Lipcowe, gorące spotkanie Dyskusyjnego Klubu Książki było jeszcze bardziej upalne za sprawą dwóch książek.

Martín Caparrós napisał książkę „Głód”. Jest to opowieść o tym, jak zagarnęliśmy dla siebie planetę i jak nie potrafimy sobie poradzić z tym zagarnięciem. Co pięć sekund umiera z głodu dziecko poniżej dziesiątego roku życia. Jednocześnie w innym miejscu globu wyrzuca się znaczny procent produkowanej żywności.

Autor ogarnął temat głodu w każdym z możliwych wymiarów. Na przykład, historię głodu opisuje, cofając się w czasie aż do początków ewolucji człowieka. Jego rozmiar ukazuje, pisząc o krajach na niemal wszystkich kontynentach – jest m.in. w Indiach, Nigrze, USA, Argentynie. Caparrós wyjaśnia polityczne, ekonomiczne, kulturowe, a nawet religijne przyczynach głodu. Opisuje ludzi, dokumenty, pogodę – wszystko, co dotyczy problemu głodu.

Autor chce wstrząsnąć opinią publiczną i udaje mu się to doskonale. Potrafi być bezwzględny, ironiczny, dociekliwy i bezkompromisowy. „Głód” to książka mająca uwierać i świadectwo tego, jak naprawdę wygląda XXI wiek. Argentyński pisarz określa głód na wiele możliwych sposobów. Każdy wydobędzie z niej coś innego i za każdym razem będzie to pewna wstydliwa prawda.

Katarzyna Grochola spłodziła nową książkę pt. „Przeznaczeni”. Tym razem autorka napisała obyczajową powieść wieloplanową, z wieloma bohaterami: połączyła historie m.in. Aleksandry, autorki kryminałów, Gabrysi, krupierki w kasynie, i Jerry’ego, gracza. Aleksandra chciałaby ułożyć sobie życie z kochankiem w Kanadzie, ale musi zostać z umierającą matką. Nieufna i zraniona krupierka Gabrysia spotyka chłopaka, a Jerry zamienia butelkę na pokera i jedno uzależnienie na drugie.

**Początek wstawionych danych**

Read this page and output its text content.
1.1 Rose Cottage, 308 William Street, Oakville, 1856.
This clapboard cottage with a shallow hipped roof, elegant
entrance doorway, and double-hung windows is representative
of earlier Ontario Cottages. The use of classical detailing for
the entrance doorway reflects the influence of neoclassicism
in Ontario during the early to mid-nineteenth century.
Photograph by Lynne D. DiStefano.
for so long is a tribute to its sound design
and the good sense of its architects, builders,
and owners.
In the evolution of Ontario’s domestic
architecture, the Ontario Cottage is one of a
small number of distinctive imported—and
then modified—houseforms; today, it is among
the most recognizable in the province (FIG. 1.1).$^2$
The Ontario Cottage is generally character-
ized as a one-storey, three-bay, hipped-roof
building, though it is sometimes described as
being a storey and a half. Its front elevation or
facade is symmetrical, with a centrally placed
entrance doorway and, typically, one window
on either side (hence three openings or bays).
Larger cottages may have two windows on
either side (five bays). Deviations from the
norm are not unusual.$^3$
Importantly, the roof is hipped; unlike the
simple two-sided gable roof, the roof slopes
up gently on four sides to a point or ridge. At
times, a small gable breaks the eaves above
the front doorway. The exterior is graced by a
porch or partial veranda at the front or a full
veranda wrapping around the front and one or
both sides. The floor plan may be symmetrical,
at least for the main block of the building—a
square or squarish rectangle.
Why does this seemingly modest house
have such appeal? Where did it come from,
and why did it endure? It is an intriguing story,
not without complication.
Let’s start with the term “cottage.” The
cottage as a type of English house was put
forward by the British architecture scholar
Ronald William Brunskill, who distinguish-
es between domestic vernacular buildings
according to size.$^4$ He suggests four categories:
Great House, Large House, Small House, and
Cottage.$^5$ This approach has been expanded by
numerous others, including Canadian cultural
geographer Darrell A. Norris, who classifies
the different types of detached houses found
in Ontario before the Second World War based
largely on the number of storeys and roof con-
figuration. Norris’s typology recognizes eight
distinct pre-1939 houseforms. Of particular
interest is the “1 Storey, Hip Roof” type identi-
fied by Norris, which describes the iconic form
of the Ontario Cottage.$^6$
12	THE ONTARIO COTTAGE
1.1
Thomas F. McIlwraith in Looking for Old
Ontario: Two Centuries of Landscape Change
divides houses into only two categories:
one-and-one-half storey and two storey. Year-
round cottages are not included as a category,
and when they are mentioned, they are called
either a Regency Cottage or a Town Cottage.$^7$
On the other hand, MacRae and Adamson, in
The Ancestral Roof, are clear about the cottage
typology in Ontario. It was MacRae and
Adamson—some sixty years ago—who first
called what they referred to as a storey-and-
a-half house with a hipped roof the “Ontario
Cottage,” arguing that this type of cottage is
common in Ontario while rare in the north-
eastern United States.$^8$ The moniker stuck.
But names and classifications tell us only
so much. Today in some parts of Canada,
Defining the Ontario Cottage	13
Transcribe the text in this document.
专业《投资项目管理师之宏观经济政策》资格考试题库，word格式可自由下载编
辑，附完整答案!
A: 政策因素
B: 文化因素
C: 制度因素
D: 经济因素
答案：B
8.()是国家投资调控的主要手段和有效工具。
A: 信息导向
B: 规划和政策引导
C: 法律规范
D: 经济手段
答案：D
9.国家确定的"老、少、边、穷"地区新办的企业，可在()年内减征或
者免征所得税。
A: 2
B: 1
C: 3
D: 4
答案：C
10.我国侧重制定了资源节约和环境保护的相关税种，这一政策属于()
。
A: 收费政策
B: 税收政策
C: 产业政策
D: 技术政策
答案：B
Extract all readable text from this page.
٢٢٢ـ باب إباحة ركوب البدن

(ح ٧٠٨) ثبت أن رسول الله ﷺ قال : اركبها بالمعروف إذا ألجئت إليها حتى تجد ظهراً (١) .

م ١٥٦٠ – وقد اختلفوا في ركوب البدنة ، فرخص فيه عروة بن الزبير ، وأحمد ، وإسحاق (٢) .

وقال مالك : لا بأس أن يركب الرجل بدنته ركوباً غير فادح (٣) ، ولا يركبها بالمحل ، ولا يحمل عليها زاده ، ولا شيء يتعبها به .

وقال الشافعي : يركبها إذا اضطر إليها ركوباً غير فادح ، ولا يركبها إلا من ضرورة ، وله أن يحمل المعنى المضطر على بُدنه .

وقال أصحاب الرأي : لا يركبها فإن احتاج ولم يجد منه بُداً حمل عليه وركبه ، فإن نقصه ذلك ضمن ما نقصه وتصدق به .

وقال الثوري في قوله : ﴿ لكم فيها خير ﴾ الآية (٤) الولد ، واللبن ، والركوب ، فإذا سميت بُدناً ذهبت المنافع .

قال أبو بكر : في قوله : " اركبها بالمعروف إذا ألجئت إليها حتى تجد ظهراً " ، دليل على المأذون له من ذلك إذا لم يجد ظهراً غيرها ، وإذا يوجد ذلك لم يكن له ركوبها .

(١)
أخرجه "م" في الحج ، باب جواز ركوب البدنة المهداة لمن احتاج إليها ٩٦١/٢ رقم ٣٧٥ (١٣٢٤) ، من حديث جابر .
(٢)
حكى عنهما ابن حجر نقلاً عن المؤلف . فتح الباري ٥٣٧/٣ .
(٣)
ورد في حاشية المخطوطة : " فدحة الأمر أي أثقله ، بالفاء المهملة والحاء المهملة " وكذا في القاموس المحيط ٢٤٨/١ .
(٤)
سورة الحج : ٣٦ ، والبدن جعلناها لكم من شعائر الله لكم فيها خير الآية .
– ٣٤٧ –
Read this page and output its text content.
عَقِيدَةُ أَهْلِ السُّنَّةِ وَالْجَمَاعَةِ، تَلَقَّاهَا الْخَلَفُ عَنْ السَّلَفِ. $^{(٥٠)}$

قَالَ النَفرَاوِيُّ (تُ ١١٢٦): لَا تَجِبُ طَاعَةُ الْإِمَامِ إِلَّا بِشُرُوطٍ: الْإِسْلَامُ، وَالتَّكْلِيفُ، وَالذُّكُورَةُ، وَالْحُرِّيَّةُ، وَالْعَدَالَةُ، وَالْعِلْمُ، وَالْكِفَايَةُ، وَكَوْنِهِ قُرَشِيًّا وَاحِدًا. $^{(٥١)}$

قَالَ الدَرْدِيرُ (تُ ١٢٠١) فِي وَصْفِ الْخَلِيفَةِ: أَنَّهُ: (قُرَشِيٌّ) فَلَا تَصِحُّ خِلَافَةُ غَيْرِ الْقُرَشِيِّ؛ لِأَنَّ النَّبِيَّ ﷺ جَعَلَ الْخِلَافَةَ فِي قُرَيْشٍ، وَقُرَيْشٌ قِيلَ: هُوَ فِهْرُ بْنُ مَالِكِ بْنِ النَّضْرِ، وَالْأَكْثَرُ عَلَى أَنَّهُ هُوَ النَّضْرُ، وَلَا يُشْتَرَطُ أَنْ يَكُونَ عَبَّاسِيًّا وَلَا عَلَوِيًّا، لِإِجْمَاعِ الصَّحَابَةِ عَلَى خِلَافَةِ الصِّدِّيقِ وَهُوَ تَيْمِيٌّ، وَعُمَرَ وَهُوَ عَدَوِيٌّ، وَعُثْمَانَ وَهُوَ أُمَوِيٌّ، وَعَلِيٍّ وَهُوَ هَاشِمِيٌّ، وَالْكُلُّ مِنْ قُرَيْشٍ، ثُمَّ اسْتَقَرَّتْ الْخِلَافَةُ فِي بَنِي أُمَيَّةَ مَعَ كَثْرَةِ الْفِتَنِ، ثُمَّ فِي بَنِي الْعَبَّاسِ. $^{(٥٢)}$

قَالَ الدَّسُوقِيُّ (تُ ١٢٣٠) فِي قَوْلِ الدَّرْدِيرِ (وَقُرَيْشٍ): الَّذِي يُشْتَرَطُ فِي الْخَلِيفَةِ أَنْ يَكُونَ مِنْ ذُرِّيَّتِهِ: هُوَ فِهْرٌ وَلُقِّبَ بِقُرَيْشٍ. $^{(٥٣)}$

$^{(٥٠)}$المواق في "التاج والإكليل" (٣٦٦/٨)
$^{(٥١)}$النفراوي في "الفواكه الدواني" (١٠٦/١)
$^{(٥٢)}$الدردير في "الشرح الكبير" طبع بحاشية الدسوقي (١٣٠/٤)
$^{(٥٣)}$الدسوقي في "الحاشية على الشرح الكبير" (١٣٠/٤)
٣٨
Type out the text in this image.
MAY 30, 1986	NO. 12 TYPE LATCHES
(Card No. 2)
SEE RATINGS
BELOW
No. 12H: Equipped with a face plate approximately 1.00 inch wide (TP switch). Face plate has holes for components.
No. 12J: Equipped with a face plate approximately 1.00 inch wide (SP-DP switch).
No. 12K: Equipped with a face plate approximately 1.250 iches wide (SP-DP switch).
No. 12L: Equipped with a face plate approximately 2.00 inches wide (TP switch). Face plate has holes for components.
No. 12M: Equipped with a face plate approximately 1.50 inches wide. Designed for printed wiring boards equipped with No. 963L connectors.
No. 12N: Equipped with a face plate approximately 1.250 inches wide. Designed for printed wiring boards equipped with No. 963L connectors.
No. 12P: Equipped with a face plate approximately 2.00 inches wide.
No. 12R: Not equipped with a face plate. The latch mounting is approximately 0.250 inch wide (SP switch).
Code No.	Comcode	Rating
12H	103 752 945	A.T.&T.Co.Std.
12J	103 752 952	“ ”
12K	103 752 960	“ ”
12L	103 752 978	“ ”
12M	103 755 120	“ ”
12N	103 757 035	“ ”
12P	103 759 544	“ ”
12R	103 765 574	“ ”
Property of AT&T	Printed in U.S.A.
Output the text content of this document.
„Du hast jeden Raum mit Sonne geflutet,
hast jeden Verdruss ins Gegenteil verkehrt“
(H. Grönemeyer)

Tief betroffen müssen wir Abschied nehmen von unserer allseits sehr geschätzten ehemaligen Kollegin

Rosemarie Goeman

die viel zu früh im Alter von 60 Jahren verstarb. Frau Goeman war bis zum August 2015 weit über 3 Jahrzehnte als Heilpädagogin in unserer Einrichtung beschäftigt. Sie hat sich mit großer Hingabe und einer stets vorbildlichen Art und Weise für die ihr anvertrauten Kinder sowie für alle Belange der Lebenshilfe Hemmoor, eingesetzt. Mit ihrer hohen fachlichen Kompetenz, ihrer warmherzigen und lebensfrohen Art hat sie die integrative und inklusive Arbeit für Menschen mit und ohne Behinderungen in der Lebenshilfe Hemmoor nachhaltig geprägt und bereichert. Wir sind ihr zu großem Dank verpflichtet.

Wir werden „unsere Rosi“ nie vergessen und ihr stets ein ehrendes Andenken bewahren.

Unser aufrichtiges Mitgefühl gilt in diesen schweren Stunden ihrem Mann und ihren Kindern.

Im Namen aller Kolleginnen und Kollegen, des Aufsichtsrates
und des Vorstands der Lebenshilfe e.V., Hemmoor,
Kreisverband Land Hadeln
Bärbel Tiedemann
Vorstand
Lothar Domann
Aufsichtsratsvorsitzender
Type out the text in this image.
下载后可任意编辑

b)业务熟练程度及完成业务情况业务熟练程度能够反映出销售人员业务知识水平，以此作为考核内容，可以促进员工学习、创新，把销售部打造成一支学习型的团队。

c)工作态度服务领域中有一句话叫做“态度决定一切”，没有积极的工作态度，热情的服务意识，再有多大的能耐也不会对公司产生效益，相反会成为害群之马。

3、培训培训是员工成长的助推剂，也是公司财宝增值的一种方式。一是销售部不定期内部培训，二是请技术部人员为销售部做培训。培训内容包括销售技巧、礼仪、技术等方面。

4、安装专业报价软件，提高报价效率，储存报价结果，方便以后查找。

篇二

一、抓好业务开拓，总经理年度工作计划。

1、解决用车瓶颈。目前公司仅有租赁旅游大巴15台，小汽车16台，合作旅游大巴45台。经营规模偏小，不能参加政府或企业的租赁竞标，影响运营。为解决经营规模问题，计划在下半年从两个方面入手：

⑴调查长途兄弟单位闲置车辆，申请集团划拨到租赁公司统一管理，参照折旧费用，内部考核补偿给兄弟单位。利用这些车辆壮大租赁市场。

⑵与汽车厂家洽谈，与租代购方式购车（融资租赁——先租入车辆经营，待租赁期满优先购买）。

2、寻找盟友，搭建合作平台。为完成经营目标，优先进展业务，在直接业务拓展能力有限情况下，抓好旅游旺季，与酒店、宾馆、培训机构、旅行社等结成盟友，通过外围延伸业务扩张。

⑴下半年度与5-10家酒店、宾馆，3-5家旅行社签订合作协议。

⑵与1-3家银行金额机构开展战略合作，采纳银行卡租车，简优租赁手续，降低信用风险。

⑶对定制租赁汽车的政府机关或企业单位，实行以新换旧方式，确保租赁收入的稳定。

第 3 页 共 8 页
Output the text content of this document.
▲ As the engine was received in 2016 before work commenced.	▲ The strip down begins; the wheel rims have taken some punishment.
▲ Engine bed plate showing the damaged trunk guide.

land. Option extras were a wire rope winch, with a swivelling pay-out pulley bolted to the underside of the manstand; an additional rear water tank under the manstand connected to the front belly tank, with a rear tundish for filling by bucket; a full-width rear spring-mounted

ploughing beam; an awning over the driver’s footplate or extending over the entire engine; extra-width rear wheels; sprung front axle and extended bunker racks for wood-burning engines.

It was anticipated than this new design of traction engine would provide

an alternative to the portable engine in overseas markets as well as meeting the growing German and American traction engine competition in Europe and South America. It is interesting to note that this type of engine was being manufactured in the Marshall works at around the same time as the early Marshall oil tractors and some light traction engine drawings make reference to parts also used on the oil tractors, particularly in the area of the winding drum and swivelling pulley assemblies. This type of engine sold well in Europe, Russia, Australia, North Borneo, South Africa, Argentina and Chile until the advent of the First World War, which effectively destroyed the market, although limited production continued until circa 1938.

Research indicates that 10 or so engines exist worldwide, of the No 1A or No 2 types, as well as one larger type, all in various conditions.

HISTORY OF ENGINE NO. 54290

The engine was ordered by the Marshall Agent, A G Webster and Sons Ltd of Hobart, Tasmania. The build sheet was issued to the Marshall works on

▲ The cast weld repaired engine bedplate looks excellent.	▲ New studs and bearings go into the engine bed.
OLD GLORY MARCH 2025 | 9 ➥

Przemyślaną i misternie skonstruowaną. Mądrą, czasem zabawną, a momentami bardzo poważną. O poplątanym życiu, wzlotach i upadkach. O zderzeniach z rzeczywistością, ale nasączoną dojrzałym optymizmem. To powieść, w której gra toczy się o naprawdę dużą stawkę. Jest to książka skłaniająca do refleksji, wymagająca od czytelnika skupienia i uwagi, ale oczywiście nie jest pozbawiona typowego dla autorki ciepła i poczucia humoru. Postacie są barwne i wiarygodne, bez problemu można je polubić. Powieść czasem wzrusza, czasem bawi, czasem budzi w czytelniku złość, na pewno jednak nie pozwala czytelnikowi się od niej oderwać.